Swiss caution on Libya travel due Gaddafi row
* Swiss respond to Libyan refusal to free Swiss citizens
* Row started with arrest of Gaddafi's son in 2008
ZURICH, Oct 26 (Reuters) - Switzerland advised its citizens on Monday not to travel to Libya after the North African country failed to free two Swiss businessmen held there since last year.
The Swiss foreign ministry said in a travel advisory published on its website that political tension which started after the arrest of the son of Libyan leader Muammar Gaddafi in Geneva last year was continuing.

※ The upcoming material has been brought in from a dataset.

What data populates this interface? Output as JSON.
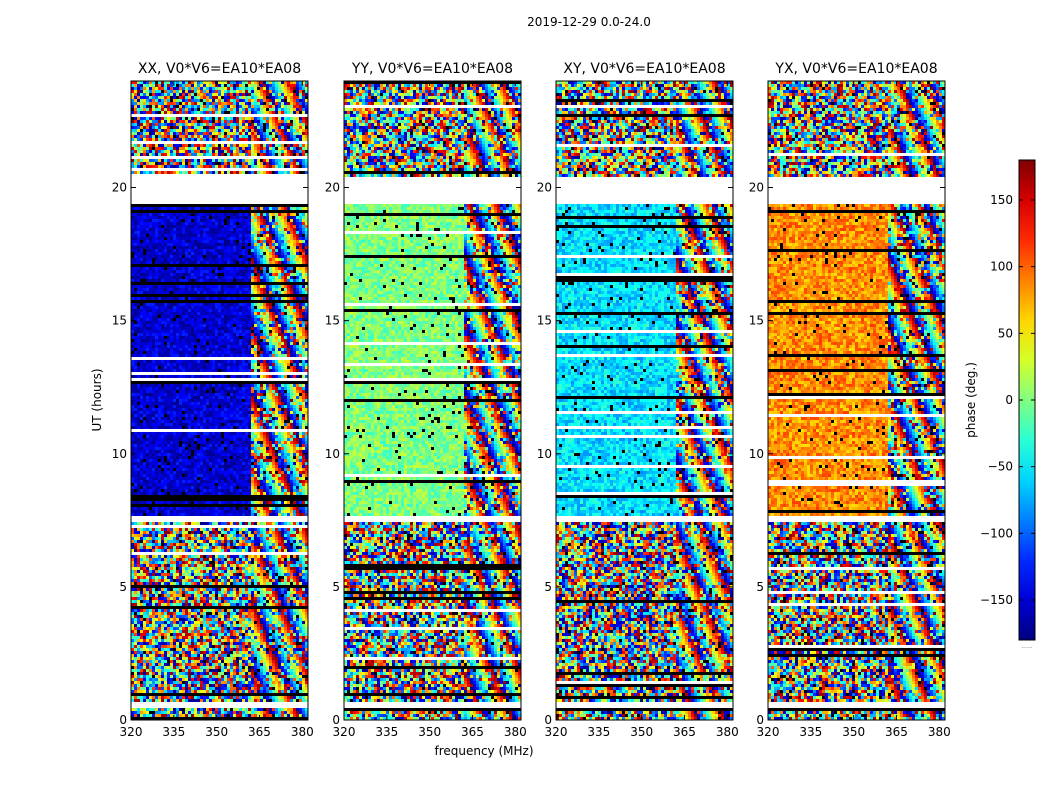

"The Libyan authorities are reacting with measures against Swiss persons and firms in Libya, for example the arrest of Swiss citizens and the obstruction of business," it said.
The ministry advised against all travel to Libya, adding that the risk of kidnapping was very high due to armed gangs and Islamist militants who operated in large parts of the Sahara.
The Swiss say Gaddafi promised to free the businessmen after meeting Swiss President Hans-Rudolf Merz on the sidelines of the U.N. General Assembly in New York last month. [ID:nLO120274]
The two men are Max Goeldi, head of the Tripoli unit of the Swiss-Swedish electrical engineering conglomerate ABB (ABBN.VX), and a construction firm employee identified as Rachid Hamdani in Swiss media.
They have been prevented from leaving Libya since July 2008, days after Swiss police arrested Hannibal Gaddafi on charges, later dropped, of beating and mistreating two domestic employees while staying in Geneva.
ABB said on Friday it had not heard from Goeldi for five weeks and did not know where he was. ABB called on the Swiss and Libyan governments to resolve the situation swiftly.
After Hannibal Gaddafi and his pregnant wife Aline were arrested in a Geneva hotel, Libya cut oil supplies to Switzerland and withdrew more than $5 billion in assets from Swiss banks.
The Geneva prosecutor dropped the case last year when the plaintiffs withdrew their formal complaint after reaching an undisclosed settlement with the Gaddafis.